Tuesday, March 11, 2008

The peppermints worked!

black-scholes[1]

Dear Professor,

Something magical has happened. For the first time in two years, I left a classroom after handing in the final test in a quantitative course with a new feeling.

Usually when I do this, I feel that:
1. I have just been physically assaulted
2. I am close to losing my academic scholarship.
3. I understood less than 20% of the test material and will never apply it to my life or work anyway.

Monday, after leaving your finance classroom, I felt that:
1. I could possibly walk on air.
2. I have secured my academic scholarship.
3. I understood and am confident that I have successfully completed at least 80% of the test, and because of the knowledge I gained, I will be able to fully understand Marketplace Money (one of my favorite NPR shows).

I'm not saying I got an A, or even a B. It's possibly I got a C! But that I actually comprehended the material was a huge leap for me. I've gone from shunning numbers to embracing them and actually using them as...as they are supposed to be used? Guidance for qualitative decisions?
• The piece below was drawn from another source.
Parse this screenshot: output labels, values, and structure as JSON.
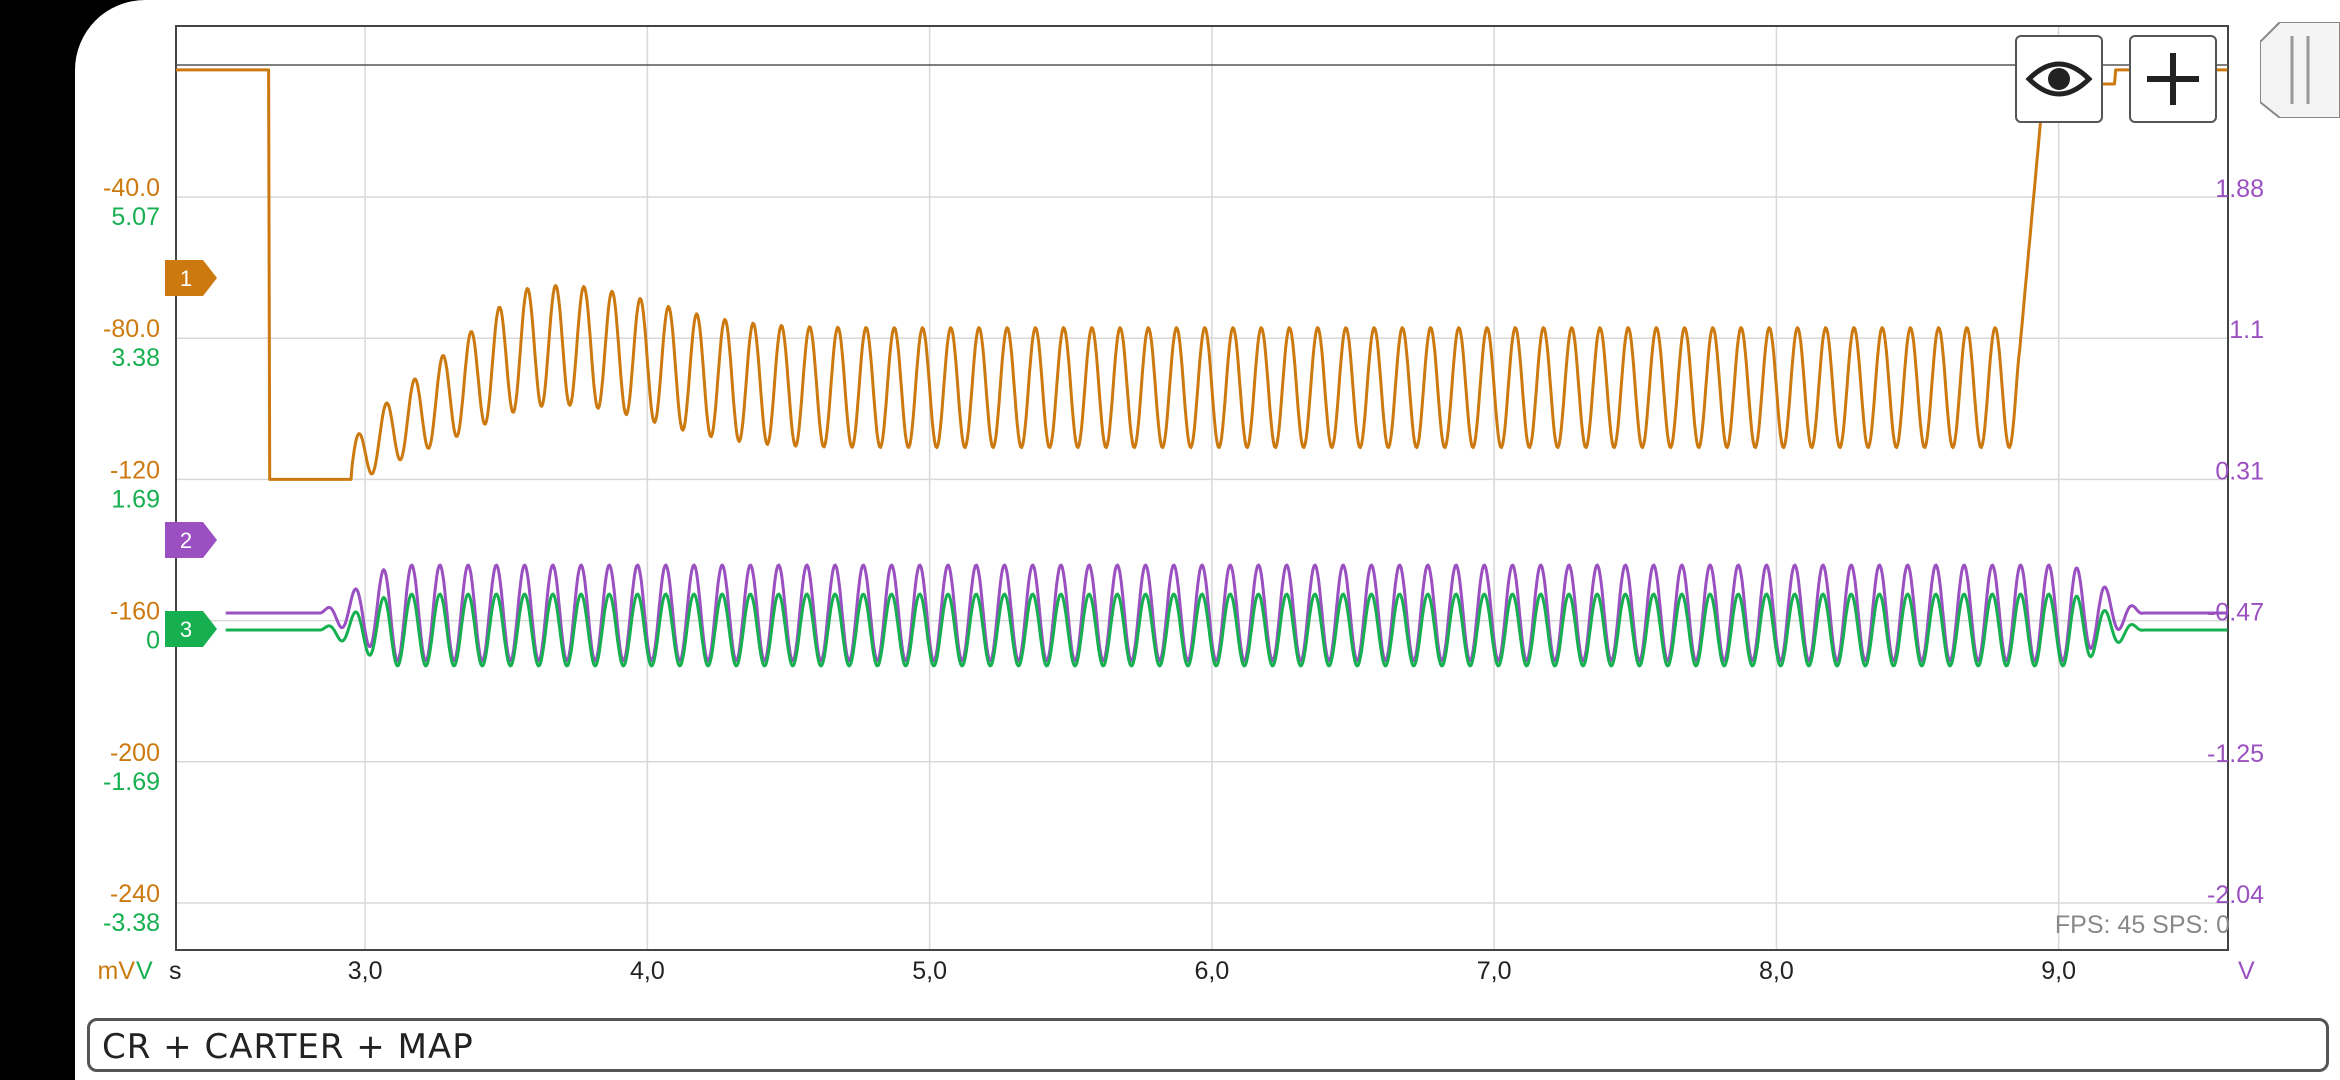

Wow. Anyway, above is one of the formulas that I used on the test, the Black Scholes model. It is actually a formula used to do something like measure how fast steam comes out of a teapot, or something random and sciency like that. Our text actually implied that people using the text to learn finance could not even comprehend the orgins of the formula and should just accept it as is.

I will do that proudly. Thank you. I accept and embrace my mediocre but hard-earned understanding of quantitative principles.